I wish my ex waited a year!! Hell I would have been happy with 6 months but he waited mere weeks and even made them sleep in her flat on a sofa bed. He didn't tell me and it only came to light when the dc were coming home with flea bites (there's another story there!). it has resulted in lots of conflict, solicitors, consent orders and lots of heartache (not to mention cost) which would have been avoided if he had put the children first. It is only now he realises how wrong he was and only because he is planning to end it with her. It would have been a whole different story if he waited a year. It's quite courteous for him to tell you and quite sensible to wait as long as he has.

I get how your feeling I really do but from someone who has been through it, take a breath and step back. Your anger will only create more problems

LittleMissMoggy · 29/01/2022 20:53

OP.... Please don't be that mother/ex. For clarity you are being unbelievably unreasonable.

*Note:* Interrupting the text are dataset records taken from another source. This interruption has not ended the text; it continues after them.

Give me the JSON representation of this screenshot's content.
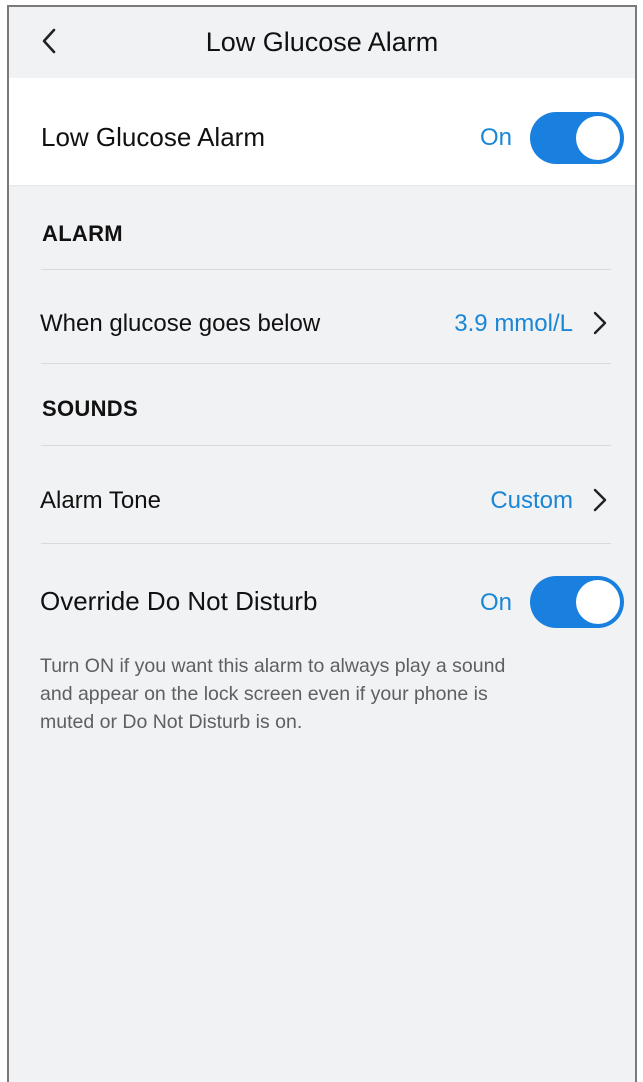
{
  "header": {
    "title": "Low Glucose Alarm",
    "back_icon": "chevron-left-icon"
  },
  "main_toggle": {
    "label": "Low Glucose Alarm",
    "state_text": "On",
    "enabled": true
  },
  "alarm_section": {
    "heading": "ALARM",
    "threshold": {
      "label": "When glucose goes below",
      "value": "3.9 mmol/L"
    }
  },
  "sounds_section": {
    "heading": "SOUNDS",
    "tone": {
      "label": "Alarm Tone",
      "value": "Custom"
    },
    "dnd": {
      "label": "Override Do Not Disturb",
      "state_text": "On",
      "enabled": true
    },
    "helper_text": "Turn ON if you want this alarm to always play a sound and appear on the lock screen even if your phone is muted or Do Not Disturb is on."
  },
  "colors": {
    "accent": "#1a80e0",
    "accent_text": "#1a86d6",
    "background": "#f1f2f4",
    "card": "#ffffff"
  }
}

TheFormidableMrsC · 29/01/2022 20:56

@Prinnny

You sound mental and beyond jealous. At least your children have one sensible parent, waiting a year to introduce a new partner shows your ex is being considerate of the kids.
Are you an OW? What a shit thing to say.
harrystylestaylorswift · 29/01/2022 20:58

Do they want to meet her?

KurtWilde · 29/01/2022 20:58

What you don't want is your children having to meet their fathers new partner when she's already living with them.

Which is the situation with my exh, who moved his girlfriend in at the start of lockdown 2020 having known her a fortnight. I kid you not.